The Raglai people have several ceremonies relating to the life cycle of a man or a tree. The new rice ceremony is the biggest event of all. After harvesting and stockpiling rice in warehouses, the Raglai organize a ritual to thank the heaven God, genies, and ancestors for blessing them with a bumper crop.
The Raglai believe that there are several genies in nature and the heaven god, the supernatural power, is the rice soul who influences production and people’s life. During a new rice ceremony, people welcome the Heaven God or the rice soul from the terraced fields to celebrate Tet with them and pray them for a better new year. Old Raglai people say the time-honored ritual shows their gratitude toward the rice soul for reproduction and food.
Mau Quoc Tien, a researcher of Raglai culture says: “Raglai people depend greatly on agricultural production and the new rice ceremony is an indispensable ritual in their life. They pray the genies for favorable weather and good harvest. A ceremony is organized for the extended family to show their gratitude to other villagers for helping them grow and harvest rice.”
The Raglai organize the new rice ceremony in the 3rd or 4th lunar month when the first peal of thunder signals the beginning of summer.

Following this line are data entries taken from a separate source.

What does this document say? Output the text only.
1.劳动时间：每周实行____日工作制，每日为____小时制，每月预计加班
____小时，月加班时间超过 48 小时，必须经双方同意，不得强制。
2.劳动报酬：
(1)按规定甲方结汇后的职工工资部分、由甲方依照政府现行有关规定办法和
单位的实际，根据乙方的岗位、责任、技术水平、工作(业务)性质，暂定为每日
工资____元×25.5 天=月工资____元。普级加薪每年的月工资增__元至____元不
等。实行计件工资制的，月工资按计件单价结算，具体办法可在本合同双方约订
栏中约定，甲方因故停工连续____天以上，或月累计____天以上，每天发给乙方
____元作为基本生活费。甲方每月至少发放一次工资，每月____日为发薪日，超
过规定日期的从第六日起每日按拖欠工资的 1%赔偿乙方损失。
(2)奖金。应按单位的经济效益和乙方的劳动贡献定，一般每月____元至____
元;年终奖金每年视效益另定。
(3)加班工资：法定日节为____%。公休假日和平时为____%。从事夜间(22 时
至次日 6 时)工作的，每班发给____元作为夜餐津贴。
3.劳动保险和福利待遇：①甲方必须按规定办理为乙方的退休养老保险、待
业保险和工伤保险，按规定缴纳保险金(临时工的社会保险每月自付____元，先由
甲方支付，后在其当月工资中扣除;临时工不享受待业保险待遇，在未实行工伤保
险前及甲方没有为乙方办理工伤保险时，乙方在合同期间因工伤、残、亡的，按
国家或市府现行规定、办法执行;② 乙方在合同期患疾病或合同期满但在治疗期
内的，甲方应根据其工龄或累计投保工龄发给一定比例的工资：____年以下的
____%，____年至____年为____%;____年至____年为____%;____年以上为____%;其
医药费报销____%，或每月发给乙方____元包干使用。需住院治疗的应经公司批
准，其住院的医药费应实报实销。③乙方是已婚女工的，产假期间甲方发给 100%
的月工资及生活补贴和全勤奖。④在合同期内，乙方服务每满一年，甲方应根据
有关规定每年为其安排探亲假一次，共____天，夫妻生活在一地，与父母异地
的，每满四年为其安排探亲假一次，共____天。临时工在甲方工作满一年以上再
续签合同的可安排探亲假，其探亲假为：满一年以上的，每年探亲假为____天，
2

Men make a Neu tree and repair their stilt house and altar to welcome their ancestors. Women prepare an offering which must include chicken, rice, corn, betel leaves, areca nuts, and alcohol. The shaman practices the ritual under the Neu tree, which is considered the house of the rice soul. He thanks the Heaven God for blessing people with good health and sufficient food and invites the god to enjoy the offerings. After praying, all family members drink the offering wine together as a gift from god for good health and happiness.
The festival follows the worshiping ceremony. People drink wine from vases, sing, and play Ma La gongs through the night. Patriarch Mang Khe says all clans organize a new rice ceremony. “Each family organizes a ceremony and invites all the villagers to join. They pray for good results in whatever they grow. We show our gratitude to our ancestors and they give us food.”
The ceremony is an opportunity for all villagers to make beautiful Neu trees, cook rice in bamboo tubes, distill wine in vases, compete at shooting a crossbow, and play musical instruments, and for relatives to get together and resolve all their differences.